In March, Face2Face Africa reported the Achimota School had turned away two sets of parents with two different students who had dreadlocks. Despite arguments of freedom of religion made by the parents of Tyrone Marhguy and Oheneba Nkrabea, the school’s authorities maintained that they could not allow the boys to start school. The school had initially given an ultimatum to the students’ parents to either cut their wards’ dreadlocks or look for another school that would enroll them. They, however, refused and later announced they were going to fight their case in court.
In the ruling on Monday, May 31, 2021, Justice Gifty Agyei Addo maintained the country’s Attorney-General had been unable to present a legal justification with regards to the boys’ right to education being suppressed as a result of their dreadlocks, local news outlet Citi News reported.
The Attorney-General, who was representing the Achimota School, reportedly argued that allowing the students to enroll in the government-funded school with dreadlocks will have ramifications on its rules and regulations as well as tradition. The Attorney-General also argued the students had not even completed the necessary formalities in order to be enrolled in the school, so there shouldn’t be a claim of rejection. Justice Addo, however, dismissed the Attorney-General’s arguments and passed judgment in favor of the plaintiffs.
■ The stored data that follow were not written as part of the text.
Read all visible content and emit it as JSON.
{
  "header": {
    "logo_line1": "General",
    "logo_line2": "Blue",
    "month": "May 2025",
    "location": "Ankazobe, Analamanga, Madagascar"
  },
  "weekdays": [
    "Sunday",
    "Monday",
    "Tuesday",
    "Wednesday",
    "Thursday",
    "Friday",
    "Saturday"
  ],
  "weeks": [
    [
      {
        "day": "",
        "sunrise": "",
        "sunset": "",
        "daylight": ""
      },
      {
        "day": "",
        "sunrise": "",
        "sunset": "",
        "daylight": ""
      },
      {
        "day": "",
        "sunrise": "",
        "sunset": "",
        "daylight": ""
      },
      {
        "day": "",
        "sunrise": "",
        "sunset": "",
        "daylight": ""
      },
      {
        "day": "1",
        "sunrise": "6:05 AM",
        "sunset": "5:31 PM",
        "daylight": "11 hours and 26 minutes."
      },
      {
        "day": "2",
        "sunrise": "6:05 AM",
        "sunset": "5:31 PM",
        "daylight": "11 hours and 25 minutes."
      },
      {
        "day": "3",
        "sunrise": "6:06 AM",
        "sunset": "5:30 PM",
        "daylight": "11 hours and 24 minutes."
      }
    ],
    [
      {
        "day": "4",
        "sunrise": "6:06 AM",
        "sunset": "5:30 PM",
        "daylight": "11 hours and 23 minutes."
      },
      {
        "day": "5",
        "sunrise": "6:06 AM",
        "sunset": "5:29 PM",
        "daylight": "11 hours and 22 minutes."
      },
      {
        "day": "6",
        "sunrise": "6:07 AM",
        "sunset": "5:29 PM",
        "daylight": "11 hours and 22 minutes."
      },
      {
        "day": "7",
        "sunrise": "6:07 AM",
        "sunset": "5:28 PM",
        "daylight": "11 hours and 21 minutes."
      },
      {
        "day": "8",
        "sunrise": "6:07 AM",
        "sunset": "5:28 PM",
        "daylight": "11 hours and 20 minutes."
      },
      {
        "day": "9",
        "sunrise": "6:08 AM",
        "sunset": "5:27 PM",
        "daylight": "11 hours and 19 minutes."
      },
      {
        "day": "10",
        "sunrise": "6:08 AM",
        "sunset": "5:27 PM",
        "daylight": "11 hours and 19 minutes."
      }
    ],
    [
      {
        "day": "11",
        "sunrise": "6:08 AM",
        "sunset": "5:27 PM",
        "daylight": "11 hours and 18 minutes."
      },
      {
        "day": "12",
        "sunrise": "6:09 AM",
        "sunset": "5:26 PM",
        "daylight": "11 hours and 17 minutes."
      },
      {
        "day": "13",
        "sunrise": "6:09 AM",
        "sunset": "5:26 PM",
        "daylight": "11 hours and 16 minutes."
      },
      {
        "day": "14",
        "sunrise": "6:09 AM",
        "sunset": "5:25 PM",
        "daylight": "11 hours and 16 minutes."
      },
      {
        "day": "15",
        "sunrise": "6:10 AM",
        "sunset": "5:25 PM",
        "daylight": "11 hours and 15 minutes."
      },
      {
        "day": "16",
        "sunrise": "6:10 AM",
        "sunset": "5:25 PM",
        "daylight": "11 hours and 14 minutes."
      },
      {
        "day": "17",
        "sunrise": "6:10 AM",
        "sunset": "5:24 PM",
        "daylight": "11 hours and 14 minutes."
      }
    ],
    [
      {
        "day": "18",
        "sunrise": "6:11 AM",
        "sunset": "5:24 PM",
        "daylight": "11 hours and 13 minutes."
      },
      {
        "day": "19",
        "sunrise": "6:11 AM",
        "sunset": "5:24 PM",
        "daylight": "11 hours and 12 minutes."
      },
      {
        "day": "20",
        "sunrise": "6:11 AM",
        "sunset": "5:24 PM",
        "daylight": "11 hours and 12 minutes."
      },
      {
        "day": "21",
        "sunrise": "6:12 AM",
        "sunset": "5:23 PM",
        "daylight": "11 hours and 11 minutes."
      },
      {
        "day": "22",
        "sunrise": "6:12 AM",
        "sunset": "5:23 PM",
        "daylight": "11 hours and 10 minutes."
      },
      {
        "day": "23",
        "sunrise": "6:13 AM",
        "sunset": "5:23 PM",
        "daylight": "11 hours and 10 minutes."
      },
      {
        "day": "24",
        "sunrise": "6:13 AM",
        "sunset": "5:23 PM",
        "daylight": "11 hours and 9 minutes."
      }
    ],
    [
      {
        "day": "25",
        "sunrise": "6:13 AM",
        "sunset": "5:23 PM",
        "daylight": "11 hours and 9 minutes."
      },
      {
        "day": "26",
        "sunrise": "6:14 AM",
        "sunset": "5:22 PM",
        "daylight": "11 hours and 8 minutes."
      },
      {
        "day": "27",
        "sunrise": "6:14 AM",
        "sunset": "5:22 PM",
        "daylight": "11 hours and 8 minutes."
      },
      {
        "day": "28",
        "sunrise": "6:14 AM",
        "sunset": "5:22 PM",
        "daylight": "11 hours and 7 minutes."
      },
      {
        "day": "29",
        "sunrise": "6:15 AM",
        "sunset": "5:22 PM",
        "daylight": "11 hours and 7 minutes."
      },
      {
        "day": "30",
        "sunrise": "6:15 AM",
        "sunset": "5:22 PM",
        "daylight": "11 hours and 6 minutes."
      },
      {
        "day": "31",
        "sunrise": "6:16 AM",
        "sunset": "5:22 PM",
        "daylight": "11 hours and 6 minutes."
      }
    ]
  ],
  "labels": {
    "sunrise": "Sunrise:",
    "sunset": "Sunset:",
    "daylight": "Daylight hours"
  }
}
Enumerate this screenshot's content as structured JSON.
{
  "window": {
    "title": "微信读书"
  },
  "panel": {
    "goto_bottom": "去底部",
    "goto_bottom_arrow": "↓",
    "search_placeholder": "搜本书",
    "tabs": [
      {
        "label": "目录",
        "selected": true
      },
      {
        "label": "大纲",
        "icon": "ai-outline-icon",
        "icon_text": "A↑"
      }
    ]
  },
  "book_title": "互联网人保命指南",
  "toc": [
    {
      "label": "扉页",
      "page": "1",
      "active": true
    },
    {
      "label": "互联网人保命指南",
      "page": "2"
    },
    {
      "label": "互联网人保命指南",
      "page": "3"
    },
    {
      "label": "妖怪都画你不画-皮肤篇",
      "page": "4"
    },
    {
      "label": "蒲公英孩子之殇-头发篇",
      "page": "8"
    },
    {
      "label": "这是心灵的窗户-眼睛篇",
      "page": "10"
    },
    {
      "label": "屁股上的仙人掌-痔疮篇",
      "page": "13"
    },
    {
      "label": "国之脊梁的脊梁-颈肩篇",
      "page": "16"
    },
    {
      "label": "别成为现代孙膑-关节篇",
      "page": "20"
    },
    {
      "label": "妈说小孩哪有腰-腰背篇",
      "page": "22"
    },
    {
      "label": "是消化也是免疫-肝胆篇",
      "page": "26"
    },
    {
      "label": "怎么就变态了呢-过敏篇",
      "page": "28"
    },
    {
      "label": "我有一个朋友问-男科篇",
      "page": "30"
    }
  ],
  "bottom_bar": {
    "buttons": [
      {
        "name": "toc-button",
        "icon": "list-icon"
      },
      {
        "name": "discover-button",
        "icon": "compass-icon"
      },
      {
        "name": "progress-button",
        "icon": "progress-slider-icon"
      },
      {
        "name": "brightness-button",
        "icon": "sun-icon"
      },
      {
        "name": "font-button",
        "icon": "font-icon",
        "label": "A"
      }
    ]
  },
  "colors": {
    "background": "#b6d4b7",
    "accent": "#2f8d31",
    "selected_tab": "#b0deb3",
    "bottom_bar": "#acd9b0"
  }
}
“The first time I walked through the gate of Achimota, the first thing I did was to check the time [I arrived] because I knew one day I would be telling a story with it,” Marhguy told Citi News. “I had no idea I would be telling one great story in the courtroom about how I was discriminated [against] and how I am back.”
When asked about being possibly stigmatized on campus upon his return to Achimota School, Marhguy said, “I will know how to handle it, and to straighten things up when [the stigmatization] starts.”
Marhguy and Nkrabea gained admission to Achimota School after successfully passing the Basic Education Certificate Examination (BECE). Students who pass the exams and are eligible for admission are placed in senior high schools through the country’s Computerized School Selection and Placement System (CSSPS). Marhguy reportedly passed the exams with very good grades and his results were even added to the lawsuit to show he’s an academically gifted student.